Como en todas las regiones de Asia, aquí también hemos dejado nuestra huella. No hemos fundado ciudades, ni erigido fortalezas, pero cualquiera podría reconstruir nuestra ruta, sin más que seguir el reguero de carros desvencijados y animales muertos, abandonados a nuestro paso. Todas las riquezas del Asia están en ellos, aquéllas por las que nos hemos jugado la vida en mil batallas, aquéllas por las que hemos olvidado lo que significa la compasión humana. Ahora, cada medida de oro o de plata que se lleve a la espalda es sólo un obstáculo más que impide salir de este infierno. Más vale regalárselo a las arenas y los vientos a cambio de nuestras vidas. A ellos y a nuestros muertos, porque cada día son muchos los hombres que quedan en el camino, exhaustos, desesperados, incapaces de seguir caminando. Durante largo rato nos acompañan sus gritos y sus súplicas. Los primeros días les prometíamos volver a recogerles en cuanto estableciéramos el campamento, pero los que ahora caen saben que eso no ocurrirá. Ha habido que tomar la decisión de rematarlos antes de abandonarlos. Cualquier cosa antes que tener que soportar sus aullidos.
Seguimos caminando, un ejército de fantasmas enflaquecidos, los labios agrietados, la cabeza baja, la vista fija en los pies del hombre que nos precede. No sentimos ya ni el cansancio, ni la sed, ni el sol que cae sobre nuestros cascos y nuestras corazas, abrasándonos los miembros. Simplemente ponemos un pie delante de otro, sin pensar, como máquinas. Si los oficiales no nos obligasen a descansar un poco cada hora, estoy seguro que seguiríamos caminando hasta reventar.
No hemos visto al rey desde que comenzamos la marcha. Los oficiales intentan aplacar nuestra inquietud. Él está en todas partes, aseguran, velando por nuestro bienestar. Para animarnos, nos relatan durante las pausas los actos de heroísmo que ha realizado. Juran que ha abandonado su caballo y prefiere caminar, para sentir en su misma carne nuestro sufrimiento. Las raras veces que se ha encontrado una fuente, él ha sido el último en beber, para demostrar que entre los macedonios no existe favoritismo. Vano ejemplo. Su sufrimiento no va a liberarme del mío. Su vida no es la que se está escapando. Sus huesos no van a blanquear este desierto.
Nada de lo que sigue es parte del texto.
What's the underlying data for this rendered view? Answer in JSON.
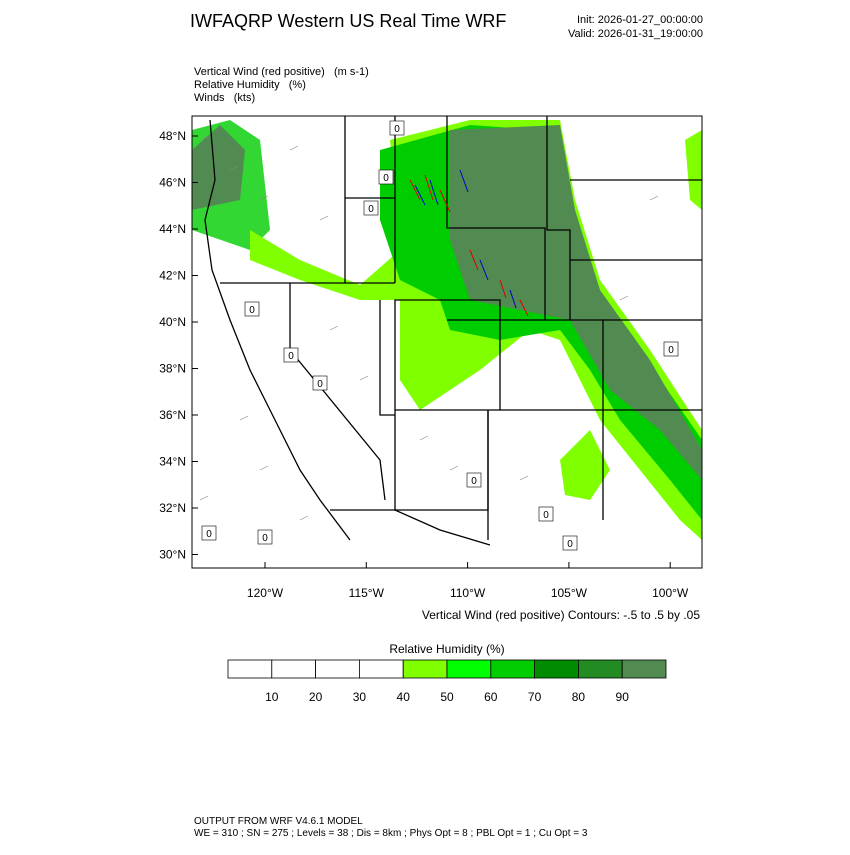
{
  "header": {
    "title": "IWFAQRP Western US Real Time WRF",
    "init": "Init: 2026-01-27_00:00:00",
    "valid": "Valid: 2026-01-31_19:00:00"
  },
  "fields": [
    "Vertical Wind (red positive)   (m s-1)",
    "Relative Humidity   (%)",
    "Winds   (kts)"
  ],
  "map": {
    "lat_labels": [
      "48°N",
      "46°N",
      "44°N",
      "42°N",
      "40°N",
      "38°N",
      "36°N",
      "34°N",
      "32°N",
      "30°N"
    ],
    "lon_labels": [
      "120°W",
      "115°W",
      "110°W",
      "105°W",
      "100°W"
    ],
    "contour_labels": [
      "0",
      "0",
      "0",
      "0",
      "0",
      "0",
      "0",
      "0",
      "0",
      "0",
      "0",
      "0"
    ],
    "contour_note": "Vertical Wind (red positive) Contours: -.5 to .5 by .05"
  },
  "colorbar": {
    "title": "Relative Humidity  (%)",
    "labels": [
      "10",
      "20",
      "30",
      "40",
      "50",
      "60",
      "70",
      "80",
      "90"
    ],
    "colors": [
      "#ffffff",
      "#ffffff",
      "#ffffff",
      "#ffffff",
      "#7fff00",
      "#00ff00",
      "#00cd00",
      "#008b00",
      "#228b22",
      "#528b52"
    ]
  },
  "footer": {
    "line1": "OUTPUT FROM WRF V4.6.1 MODEL",
    "line2": "WE = 310 ; SN = 275 ; Levels = 38 ; Dis = 8km ; Phys Opt = 8 ; PBL Opt = 1 ; Cu Opt = 3"
  }
}
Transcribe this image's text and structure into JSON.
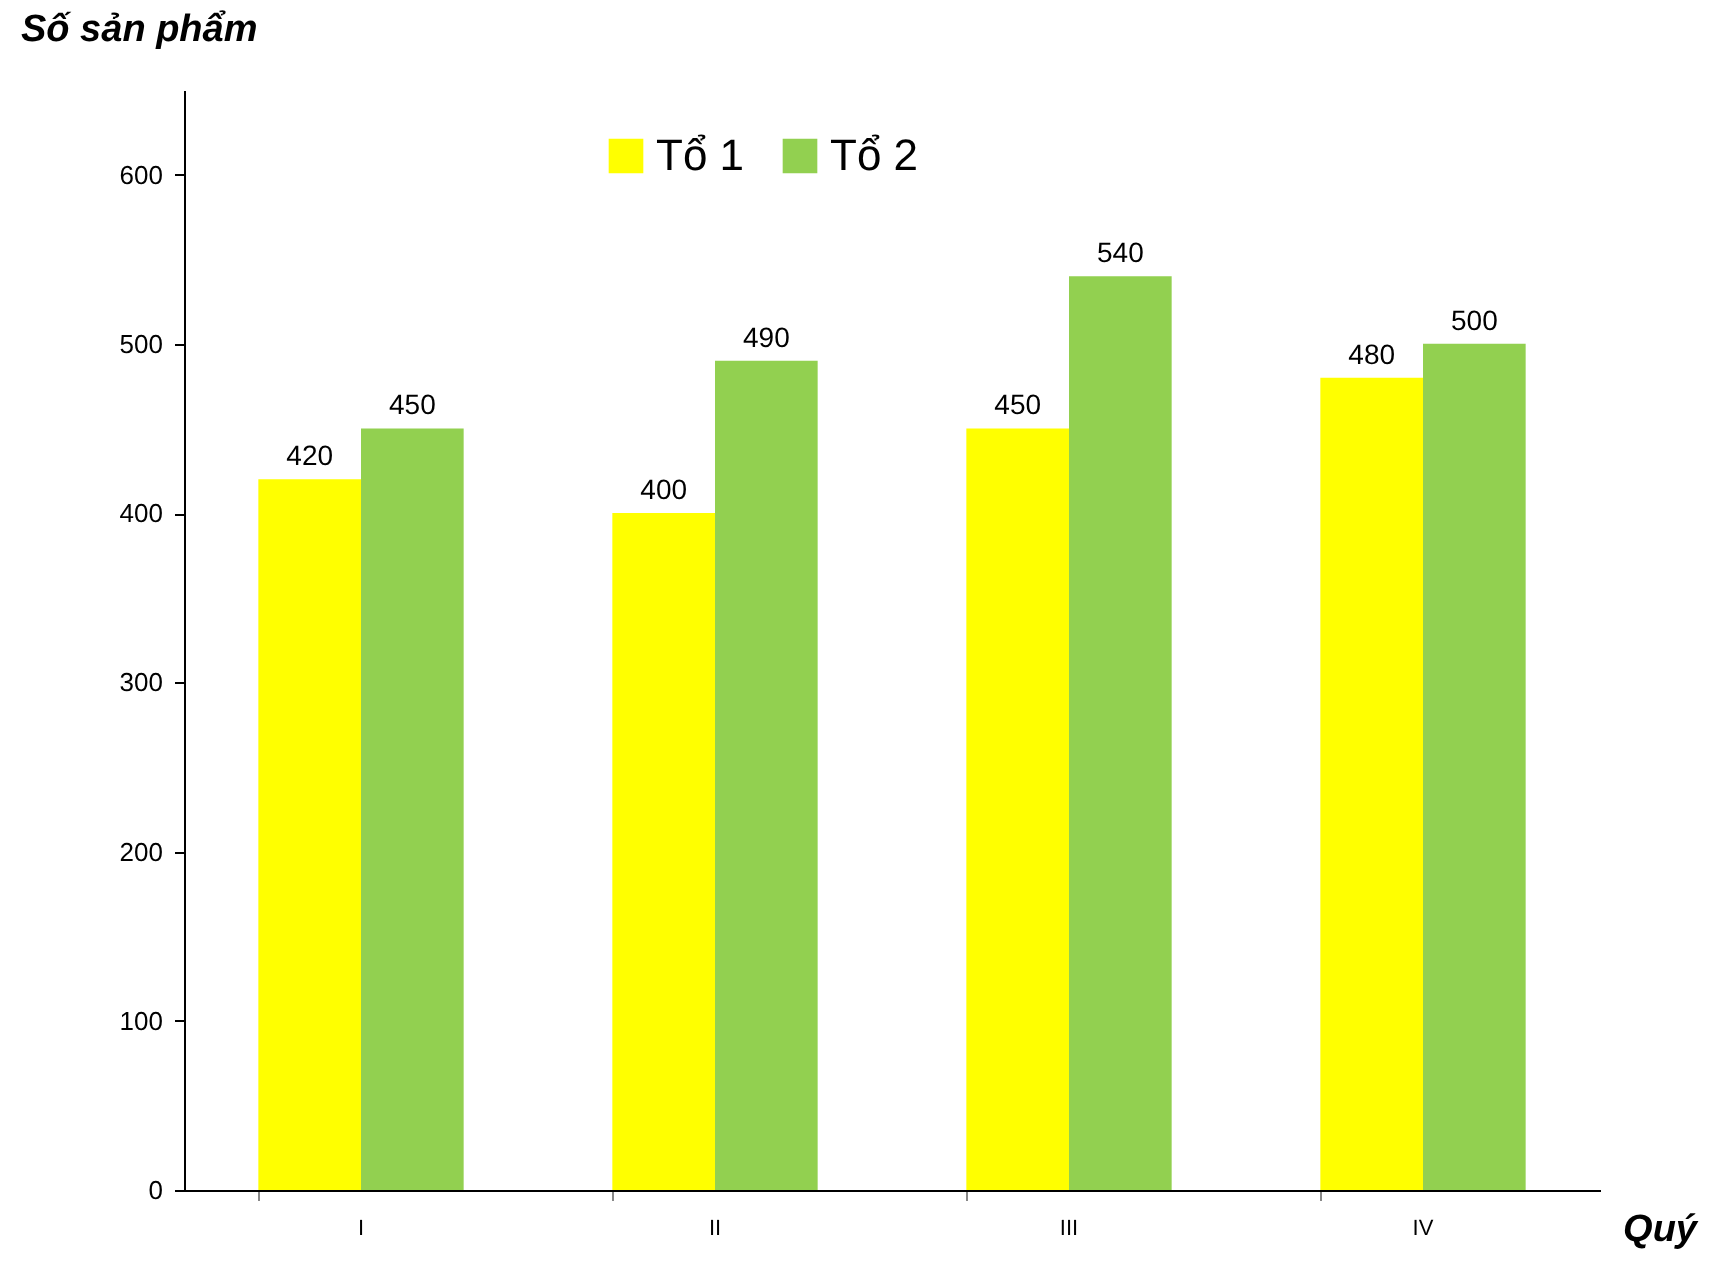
{
  "chart_data": {
    "type": "bar",
    "xlabel": "Quý",
    "ylabel": "Số sản phẩm",
    "categories": [
      "I",
      "II",
      "III",
      "IV"
    ],
    "series": [
      {
        "name": "Tổ 1",
        "color": "#ffff00",
        "values": [
          420,
          400,
          450,
          480
        ]
      },
      {
        "name": "Tổ 2",
        "color": "#92d050",
        "values": [
          450,
          490,
          540,
          500
        ]
      }
    ],
    "ylim": [
      0,
      650
    ],
    "yticks": [
      0,
      100,
      200,
      300,
      400,
      500,
      600
    ],
    "grid": false,
    "legend": "top",
    "data_labels": true
  }
}
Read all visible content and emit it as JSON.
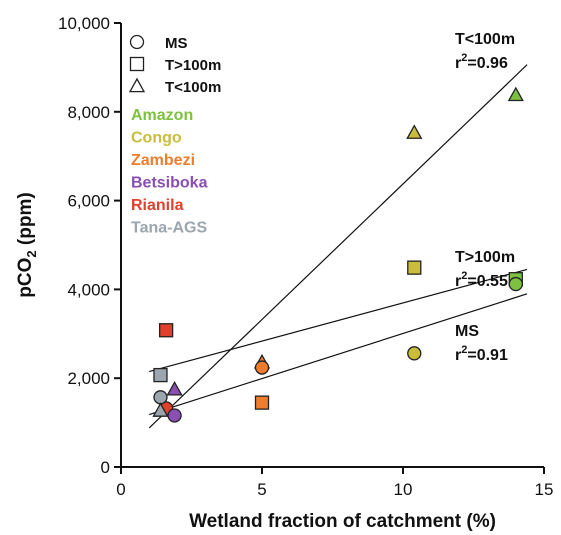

Cae la noche. El calor asfixiante cede paso al frío intenso. Esa última prueba resulta insoportable para muchos. El frío no les permite dormir. En el silencio que nos rodea, les oigo agitarse y llorar. Algunos no volverán a levantarse. A mi mente llega el recuerdo de las montañas de Macedonia, de las largas noches de verano al aire libre, cuidando los rebaños. Entonces contemplaba el profundo cielo estrellado y me sentía seguro, protegido. Ahora cubro mi cabeza con la manta, intentando no ver ni oír, y aguardo al alba. Las estrellas se han vuelto también nuestras enemigas, las montañas no acudirán en nuestro socorro. Aprieto los párpados e intento dormir. Imploro a los dioses que no me envíen sueños. No soportaría despertar de ellos y encontrarme de vuelta en este infierno.
Nota: La marcha por el desierto del sur de Irán a la vuelta de la India fue una catástrofe que estuvo a punto de aniquilar al ejército de Alejandro. La mayoría de las privaciones que se relatan son ciertas.